Elevator button puzzle

This problem was originally posted on the Riddler blog. Here it goes:

In a building’s lobby, some number (N) of people get on an elevator that goes to some number (M) of floors. There may be more people than floors, or more floors than people. Each person is equally likely to choose any floor, independently of one another. When a floor button is pushed, it will light up.

What is the expected number of lit buttons when the elevator begins its ascent?

My solution:
[Show Solution]

A much more elegant solution, courtesy of Ross Boczar
[Show Solution]

7 thoughts on “Elevator button puzzle”

1. Ken Harlow says:

From the person who submitted the puzzle to The Riddler, congratulations on your clear and elegant solutions!

2. Alex says:

Great post! Could you elaborate more on how you obtain the 4th line in the derivation of theta(n + 1) = (1 – 1/M) theta(n): how do we know that k (k + 1) P(k + 1, n) = (k – 1) k P(k, n)?

Also minor typo: it should be “This means one of the (M – k) on-lights was pressed” instead of “This means one of the (k-M) on-lights was pressed”

1. Apologies for the delayed response; my spam filter misclassified your comment!
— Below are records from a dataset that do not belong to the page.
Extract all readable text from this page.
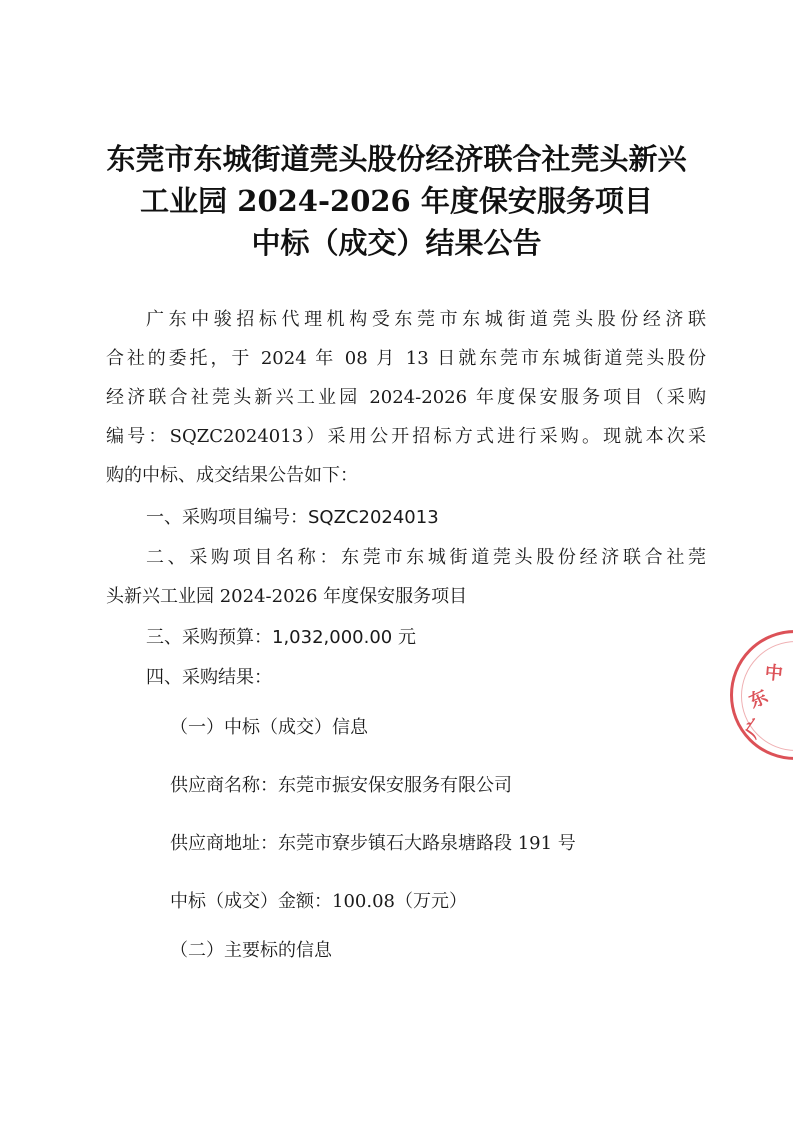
东莞市东城街道莞头股份经济联合社莞头新兴
工业园 2024-2026 年度保安服务项目
中标（成交）结果公告
广东中骏招标代理机构受东莞市东城街道莞头股份经济联
合社的委托，于 2024 年 08 月 13 日就东莞市东城街道莞头股份
经济联合社莞头新兴工业园 2024-2026 年度保安服务项目（采购
编号：SQZC2024013）采用公开招标方式进行采购。现就本次采
购的中标、成交结果公告如下：
一、采购项目编号：SQZC2024013
二、采购项目名称：东莞市东城街道莞头股份经济联合社莞
头新兴工业园 2024-2026 年度保安服务项目
三、采购预算：1,032,000.00 元
四、采购结果：
（一）中标（成交）信息
供应商名称：东莞市振安保安服务有限公司
供应商地址：东莞市寮步镇石大路泉塘路段 191 号
中标（成交）金额：100.08（万元）
（二）主要标的信息
广
东
中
In the 4th line of the derivation, I replaced $k \mapsto k-1$, which does not change the expression because I am summing over all $k$ and first term in the new sum is zero anyway.

Fixed the typo. Thanks!

3. Bob Jenkins says:

If the number of buttons/floors (M) goes to infinity, then doesn’t the solution need to go to N (the number of people who boarded the elevator)? With an infinite number of floors, the odds any one elevator rider will want to duplicate a selection become infinitesimally small. So, it will approach a situation where each rider will almost definitely select their own button. When you check for infinite N, you get the solution M, which you expect, from the given equation. It’s the sanity check for infinite M the doesn’t seem to work here. You should get closer and closer to N for a solution, and this equation yields zero buttons pushed as we approach infinite M. Right?

I like to check at the extremes and zero to confirm for myself that the solution I arrived at could possibly be the solution. (With zero floors, you get zero buttons. Check. With zero people, you get zero buttons. Check.)

1. Great question — the limit of infinite $M$ does in fact work. To see why, expand the $(1-\tfrac{1}{M})^N$ term using the binomial theorem, which leads to $1 – \tfrac{N}{M} + {N \choose 2}\tfrac{1}{M^2} – {N \choose 3}\tfrac{1}{M^3} + \dots + (-1)^N {N \choose N} \tfrac{1}{M^N}.$ Substituting this into the solution, you’re left with:

$N – {N \choose 2} \frac{1}{M} + \text{(higher powers of }\tfrac{1}{M}\text{)}$

So as $M\to\infty$, you do recover $N$, as expected. In fact, for very large $M$, the formula above tells you that the solution will be slightly smaller than $N$, which also makes sense.

1. Bob Jenkins says:

Thanks. I guess sanity checks aren’t always the “easy part”! Smart guys like you come in handy.